The Government has announced they will be banning ticket scalping, and the Commerce Minister says they are looking especially closely at Viagogo.
Minister Kris Faafoi and Prime Minister Jacinda Ardern made the announcement today.
"Measures planned include a price cap on resale tickets, enforcing rules around information that needs to be disclosed to better inform consumers, and banning ticket-buying 'bots'," Ardern told media at her post-Cabinet press conference.
The Commerce Commission received more than 400 complaints since 2017 about Viagogo alone, making it the most complained about trader during that time.
Minister Kris Faafoi said he was also concerned about professional scalpers using ticket 'bots' to buy up large quantities of tickets online and then reselling them at hugely inflated prices.
He told Larry Williams that have a clear policy path to enforce this rule, and are locking overseas for guidance.
"In New South Wales, they've capped the profits on ticket scalping at 10 per cent. We've got a discussion document out to look at that issue.
"Also, information disclosure, making sure that people looking to buy tickets know exactly what they are going to buy."
Faafoi says that people will buy tickets because they are desperate to go and purchase them "sight unseen", making them easy pickings for scalpers.

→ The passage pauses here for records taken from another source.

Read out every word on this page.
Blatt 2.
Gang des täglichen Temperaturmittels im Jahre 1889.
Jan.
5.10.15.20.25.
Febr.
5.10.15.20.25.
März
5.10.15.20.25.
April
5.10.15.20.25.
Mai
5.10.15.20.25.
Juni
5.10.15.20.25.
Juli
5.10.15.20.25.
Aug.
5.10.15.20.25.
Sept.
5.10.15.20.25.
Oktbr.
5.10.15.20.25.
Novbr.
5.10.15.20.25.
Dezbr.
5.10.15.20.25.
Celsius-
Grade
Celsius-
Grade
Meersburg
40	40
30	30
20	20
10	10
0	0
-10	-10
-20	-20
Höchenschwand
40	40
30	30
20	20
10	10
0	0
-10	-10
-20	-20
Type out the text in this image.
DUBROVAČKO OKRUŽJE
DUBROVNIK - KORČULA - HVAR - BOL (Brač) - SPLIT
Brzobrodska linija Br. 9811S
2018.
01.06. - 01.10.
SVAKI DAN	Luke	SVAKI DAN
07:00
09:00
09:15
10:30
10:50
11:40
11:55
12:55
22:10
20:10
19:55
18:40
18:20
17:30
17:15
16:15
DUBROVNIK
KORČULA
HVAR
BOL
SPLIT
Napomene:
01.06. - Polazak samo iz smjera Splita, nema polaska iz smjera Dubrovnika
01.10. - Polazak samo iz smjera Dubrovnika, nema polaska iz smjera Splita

He says they are also looking at banning the use of ticket bots, even though they know it will be difficult, but it has been done.
"Concern about this practice has already resulted in bots being banned in the United States, the United Kingdom and in New South Wales, Australia – so it seems entirely appropriate we should also be looking to end this practice in New Zealand."
Ardern says that it is not just big international events, but that local productions are also hurt.
"It's fundamentally unfair that people are profiting while our arts and culture sector is short-changed and consumers are being scammed," Ardern said.
All ticket re-sale websites will be looked at under the legislation, with TradeMe amongst companies that will be spoken to.
Faafoi says that "buyer beware" does not seem to be working.
"There are a lot of people still being stunned. Instead of it being a Wild West situation where there is very little protection for consumers, something needs to be done so we don't hear the horror stories."
He says the only people winning out of this are those who are selling the tickets, with artists also missing out on profits.
Currently, there is no law which prevents tickets being resold for a higher price except where the event is covered by the Major Events Management Act 2007 (MEM Act).
The MEM Act applies to major events held in New Zealand that provide a substantial benefit to the country such as the Rugby World Cup 2011 and the Lions Tour 2017.
Only the Governor-General, after consultation with specific Ministers, can declare an event a major event under the MEM Act.
To date, no concerts have been declared major events under the Act.
Last month, the Commission failed to win an injunction preventing Viagogo – a Swiss-based ticket reselling company – from making claims about ticket scarcity, pricing and a guarantee of validity.
The Commission alleged those claims are misleading.
Faafoi says that while Viagogo is a legal company, their practices are "questionable".